The AP discovers the Christian hipster pastor

Does your pastor wear v-neck shirts, have tattoos on both forearms, and ride a fixed-gear bike? Is the building where you go to church on Sunday morning a tavern/microbrewery on Saturday night? Are the communion wafer at your church gluten-free?

Probably not, because you (i.e., the typical GetReligion reader) are old and no longer cool. But if you hang around with young evangelicals long enough, you’ll recognize the tropes associated with “hipster Christianity.” Although hipster churches have been around a long time, they’ve only recently begun to develop into the pinnacle of evangelical ecclesiological success, the megachurch.

Yesterday, the AP wrote a profile about the pastor of one of the fastest growing megachurches in America, a congregation located at the heart of the Hipster Kingdom: New York City.

Carl Lentz is not your typical pastor.

Along with his half shaved head and slicked back Mohawk, he’s dressed in his usual Sunday attire: black jeans and an unbuttoned denim shirt with a tank top underneath. His tattooed arms, including one with two guns crossed, peek out from under his rolled-up sleeves.

There seems to be a missing adjective between “typical” and “pastor.” Typical compared to what? The typical Baptist pastor is typically different than the typical Episcopalian, Catholic, or Unitarian pastor. And while Lentz’s style of dress may not be typical of most evangelical pastors, it’s not all that different from many typical evangelical worship leaders or youth pastors. It’s also rather typical (or at least fits the stereotype) of many hipster pastors in urban areas.

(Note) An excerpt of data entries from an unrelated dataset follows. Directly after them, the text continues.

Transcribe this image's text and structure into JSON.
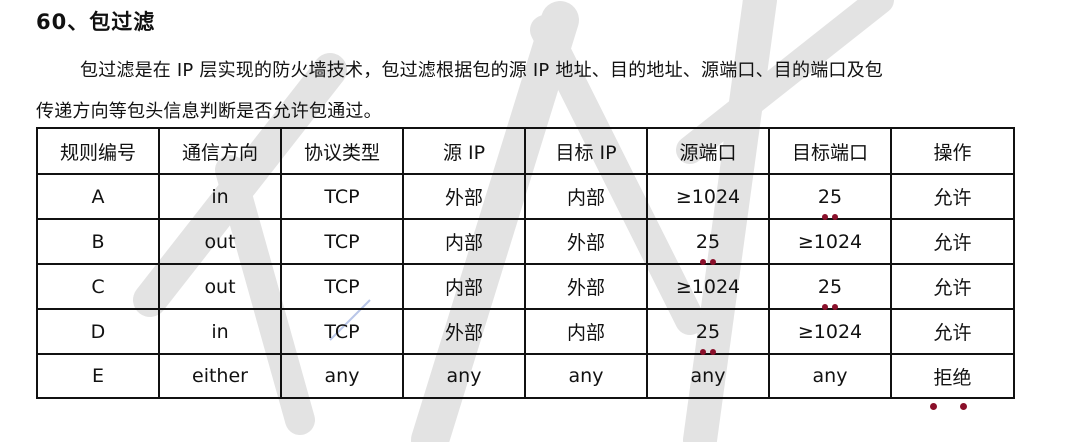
{
  "title": "60、包过滤",
  "paragraph_line1": "包过滤是在 IP 层实现的防火墙技术，包过滤根据包的源 IP 地址、目的地址、源端口、目的端口及包",
  "paragraph_line2": "传递方向等包头信息判断是否允许包通过。",
  "table": {
    "headers": [
      "规则编号",
      "通信方向",
      "协议类型",
      "源 IP",
      "目标 IP",
      "源端口",
      "目标端口",
      "操作"
    ],
    "rows": [
      [
        "A",
        "in",
        "TCP",
        "外部",
        "内部",
        "≥1024",
        "25",
        "允许"
      ],
      [
        "B",
        "out",
        "TCP",
        "内部",
        "外部",
        "25",
        "≥1024",
        "允许"
      ],
      [
        "C",
        "out",
        "TCP",
        "内部",
        "外部",
        "≥1024",
        "25",
        "允许"
      ],
      [
        "D",
        "in",
        "TCP",
        "外部",
        "内部",
        "25",
        "≥1024",
        "允许"
      ],
      [
        "E",
        "either",
        "any",
        "any",
        "any",
        "any",
        "any",
        "拒绝"
      ]
    ]
  },
  "colors": {
    "text": "#111111",
    "emphasis_dot": "#8a0f2a",
    "watermark": "#d9d9d9"
  }
}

While the article is brief and focused mainly on Lentz, it does a decent job of putting Hillsong Church in context of a broader trend. For instance:

New York has become a magnet for startup evangelical churches in recent years. There are currently more than 200 in Manhattan alone, according to Tony Carnes of the research project, A Journey Through NYC Religions, and Hillsong is one of the fastest growing.

While it’s an entertaining — if not exactly fresh — story, it includes too many adjectives that obscure more than they enlighten. For example, the AP claims, “Much of Hillsong NYC’s success can be attributed to its unorthodox leader.” Within a religious context the term “orthodox” has a variety of meanings, almost all having to do with theology. To claim a pastor is “unorthodox” because he has tattoos and hangs out with Jay-Z is bit misleading.

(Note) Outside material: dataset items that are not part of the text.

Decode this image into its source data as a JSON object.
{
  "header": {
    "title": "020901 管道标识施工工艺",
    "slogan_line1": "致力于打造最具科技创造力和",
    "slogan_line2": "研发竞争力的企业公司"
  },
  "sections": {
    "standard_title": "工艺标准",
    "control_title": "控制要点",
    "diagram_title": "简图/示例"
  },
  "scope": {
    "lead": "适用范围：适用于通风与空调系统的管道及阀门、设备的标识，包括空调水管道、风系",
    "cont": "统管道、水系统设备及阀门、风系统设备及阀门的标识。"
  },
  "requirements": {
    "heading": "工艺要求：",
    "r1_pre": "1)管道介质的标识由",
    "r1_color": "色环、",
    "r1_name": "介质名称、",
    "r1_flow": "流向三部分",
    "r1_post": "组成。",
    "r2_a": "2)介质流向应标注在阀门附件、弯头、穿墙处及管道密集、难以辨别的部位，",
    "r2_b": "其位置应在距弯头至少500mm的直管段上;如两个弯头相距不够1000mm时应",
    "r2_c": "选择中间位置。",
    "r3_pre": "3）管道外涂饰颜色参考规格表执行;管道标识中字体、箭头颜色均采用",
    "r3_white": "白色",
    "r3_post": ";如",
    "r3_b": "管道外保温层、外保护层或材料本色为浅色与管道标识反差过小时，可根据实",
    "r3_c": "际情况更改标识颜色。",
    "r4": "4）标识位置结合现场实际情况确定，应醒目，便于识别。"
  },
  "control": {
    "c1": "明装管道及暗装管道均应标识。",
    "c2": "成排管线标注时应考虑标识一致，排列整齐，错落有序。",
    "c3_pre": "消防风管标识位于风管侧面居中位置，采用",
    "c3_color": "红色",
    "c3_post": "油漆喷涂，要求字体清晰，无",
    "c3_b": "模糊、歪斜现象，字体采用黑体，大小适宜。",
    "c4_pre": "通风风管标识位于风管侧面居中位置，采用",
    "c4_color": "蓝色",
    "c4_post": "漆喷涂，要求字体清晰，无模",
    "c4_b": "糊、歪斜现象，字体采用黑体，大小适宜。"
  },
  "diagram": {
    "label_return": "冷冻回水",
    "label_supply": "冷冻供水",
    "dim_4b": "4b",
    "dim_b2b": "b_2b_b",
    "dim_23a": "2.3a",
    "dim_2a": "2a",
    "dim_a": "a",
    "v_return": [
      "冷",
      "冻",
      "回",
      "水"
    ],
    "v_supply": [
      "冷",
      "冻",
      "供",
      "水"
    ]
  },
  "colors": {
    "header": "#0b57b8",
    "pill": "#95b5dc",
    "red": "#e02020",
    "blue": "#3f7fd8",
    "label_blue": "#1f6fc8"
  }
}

Similarly, Hillsong is described as a “modern progressive church.” What does the term “progressive” mean when talking about a Pentecostal church? Is it progressive theologically, socially, politically? Or is the term progressive referring to the stylistic (i.e., hipster) elements?

Despite these missteps, the AP does a commendable job of highlighting an intriguing religious figure and his church. Hillsong may not be particularly large (at least not by evangelical megachurch standards), but it’s location in Manhattan means that it will likely have an outsized influence among culture-makers. That alone makes it worthy of this type of feature.

Still, there is likely to be more to hipster churches than skinny jeans, fauxhawk haircuts, and tattoos. Hopefully, once religion journalists get over their fascination with deviations from conventional pastoral dress codes, they’ll start reporting on what really makes such congregations so appealing to young urbanites.

Addendum: If you’re unfamiliar with Christian hipsters, here’s a brief guide to identifying them.

  • Darren Blair

    My guess is that the author of the article didn’t realize that “unorthodox” and “progressive” had established – and sometimes serious – definitions in place when used in religious circles and instead went with the “common” definitions as used by society. If so, then it would appear that the author was not properly instructed on which terms mean what in a religious context. This goes back to the importance of having people on the Godbeat with at least some proper training and/or background in religious matters and having editors who are aware enough to pick up on such things.

  • Brett

    It wouldn’t hurt to clean up the writing, either. I am sure the intended meaning was that the *tattoos* peek out from beneath the sleeves; judging by the picture the *arms* extend the usual distance beyond them.

    Other than that, the story seems fixated on the superficial and unwilling to do much with context. Joe notes “hipster” and trendy dress is no new thing among a lot of today’s pastors. Trying to maintain points of contact with the culture in presenting the gospel is also nothing new — a fellow who worked over in New Haven wrote a book in 1951 about the struggles, challenges and opportunities such an effort presents. Rev. Lentz has 67,000 Twitter followers, but Rick Warren has more than a million. Tim Keller of Redeemer Presbyterian in NYC has just under 50,000 for his personal feed and 130,000 for his “daily thoughts” devotional feed. I’m sure both of those gentlemen would be amused to be described as “hip.”

    None of this is to talk down Rev. Lentz or his congregation, who appear to be doing good work and God’s work in a place where many need it. But I’d almost expect the AP story byline to read “by Marlin Perkins” and wind up, “…and so while Jim goes to wrestle the python, I’m going to relax in my tent with a martini.”